Though the building has long since gone, the book remains and I’m reassured to find that even now as a nostalgic 40-year-old, I still find that colour section just as appealing as ever.

5 comments:

  1. Great little article. Funnily enough my wife collects the Observer books and I remember having a soccer one with a pic from the Leeds/Arsenal cup final on the front.

    The book that did it for me was much larger though. Must have been about 10x the size! It was the Purnell's Encyclopaedia of Association Football. I think. It was a real statsfest with awesome photos. It had a pannelled football set against a green grass background with pictures embedded into the panels on the cover. I can't remember who the "panellists" all were but think that Pele and George Best featured. Happy times.

    ReplyDelete
  2. So glad you liked the article, Babararacucudada, and thanks for visiting The Football Attic.

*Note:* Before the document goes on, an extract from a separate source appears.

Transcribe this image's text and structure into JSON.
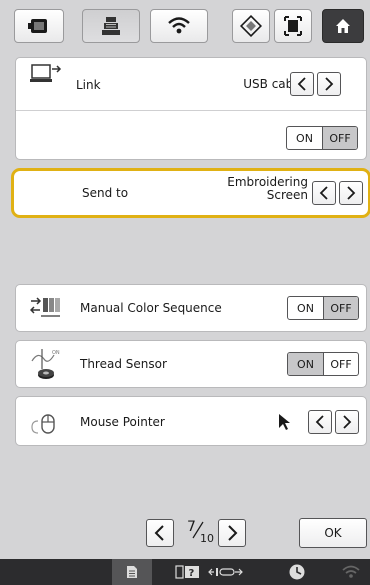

    Is this the book you were referring to? :)

    ReplyDelete
  3. Matthew Gilbert21 May 2013 at 02:25

    Oh my God, as a teenager might say... I have the 1976 edition! I treasure it! It informed me that Yugoslavia had been selected to host the 1986 World Cup.

    Having done a careful internet search and read all sorts of sources, I can find nowhere else that refers to Yugoslavia ever being put forward even as candidates to host the 1986 World Cup, so I can only assume that somebody at 'Observer Towers' read a newspaper wrong and was confusing it with the 1976 European Championship. Easily done.

    Sadly, for years following 1976, I went round school knowledgeably announcing to anyone who would listen that the 1986 World Cup would be held in Yugoslavia. I even worried what the death of Marshall Tito would mean for the forthcoming tournament.

    Until, that is, I was mortified to see at the end of the 1982 final a huge banner saying 'Adios Espana, Hello COLOMBIA 86!' I was finally exposed as a fraudulent 'authority' on future World Cup hosting.

    ReplyDelete
    Replies
    1. I think you're right about someone involved with the book's production being at fault there, Matthew. How easy it would have been to be influenced by such information when you were only young, too!

      We ran a short-lived feature a long while ago called The Football Attic Confessional in which we asked for people to disclose their most embarrassing football memories from younger days... this would have been perfect for that!! Thanks for sharing the story with us! :)

      Delete
  4. I just read this book and reviewed it at my blog: http://bookishvariety.blogspot.co.uk/2015/07/the-observers-book-of-association.html#!/2015/07/the-observers-book-of-association.html

    This edition also says that the World Cup in 1986 was to be staged in Yugoslavia.